Hough was also in attendance at the St. Louis fair, and he made it clear that he did not agree and did not appreciate the straight whiskey friendly corner of the food exhibit. Both in person and in correspondence, he once again urged Wiley to reconsider his arguments.
“I agree with you that false labeling is a deception which should be prohibited,” Hough wrote to Wiley after the congress. “To brand a Bourbon whiskey as a Rye whiskey, or to assert that a whiskey is not a blend when in fact it is a blend, or to say that whiskey is ten years old, when in fact it is only five years old. But it is an equal deception for you or any of the distillers interested in the bottled in bond goods to attempt to create the impression upon the public, that the stamp on
bottled in bond goods guarantees either the quality or the purity of the whiskey.” The rectifiers, he said, were not finished with this fight. And the combative exhibits at the St. Louis fair had only stiffened that resolve.
Seven
THE YELLOW CHEMIST
1904–1906
The pepper perhaps contains cocoanut shells,
And the mustard is cottonseed meal;
And the coffee, in sooth, of baked chicory smells
In early November 1904, just as Theodore Roosevelt won election to the presidency in his own right, the writer Upton Sinclair traveled by train from the East Coast to Chicago, where he moved into a bare-bones settlement house, intent on researching his next novel.

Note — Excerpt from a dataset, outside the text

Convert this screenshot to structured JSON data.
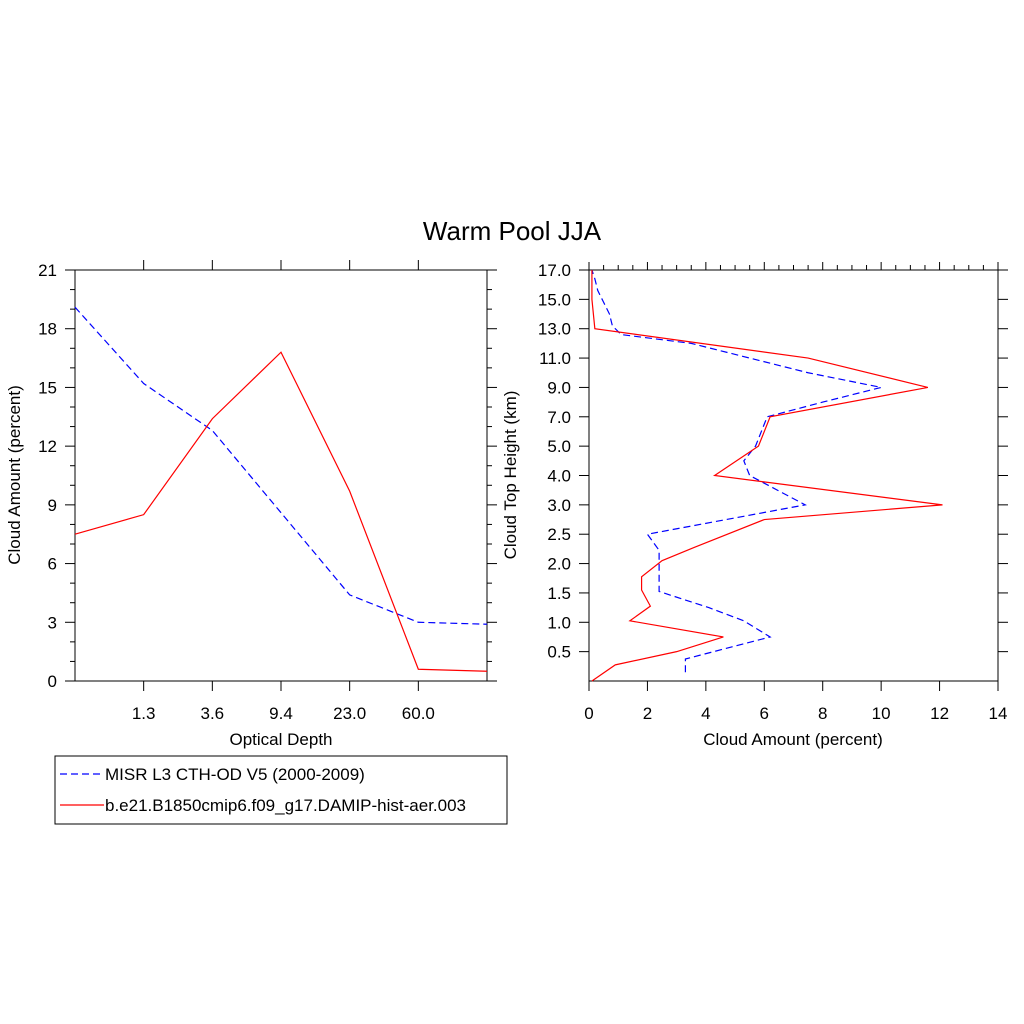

The previous July, butchers had gone on a wage strike at packinghouses in nine cities, from Omaha to New York. The two-month strike failed because meatpacking firms, using a strategy developed by Chicago’s famously ruthless Armour family, hired unskilled, nonunion replacements who could be paid less than the union butchers.
Sinclair, a twenty-eight-year-old son of a New York shoe salesman, was instantly sympathetic. He had barely paid for his own education at City College by writing jokes, dime novels, and magazine articles. Upon graduation in 1897, the aspiring novelist and freelance journalist had joined the worker-friendly socialist cause, partly inspired by his own struggles to make a living. He had written up a passionately pro-strike article and sent it, unsolicited, to the Kansas-based socialist newspaper, Appeal to Reason. In the same package Sinclair included a copy of his recent Civil War novel, Manassas, which had been a critical, if not commercial, success. The combination prompted the paper’s editor, Julius Wayland, to make him an offer. He would print Sinclair’s essay on the butchers’ strike, and he would pay the writer $500 for a serialized novel telling the story of the valiant workers of Chicago’s stockyards. Sinclair quickly accepted. He then persuaded his editor at Macmillan Publishing to give him another $500 contract to turn the serialized novel into a print book.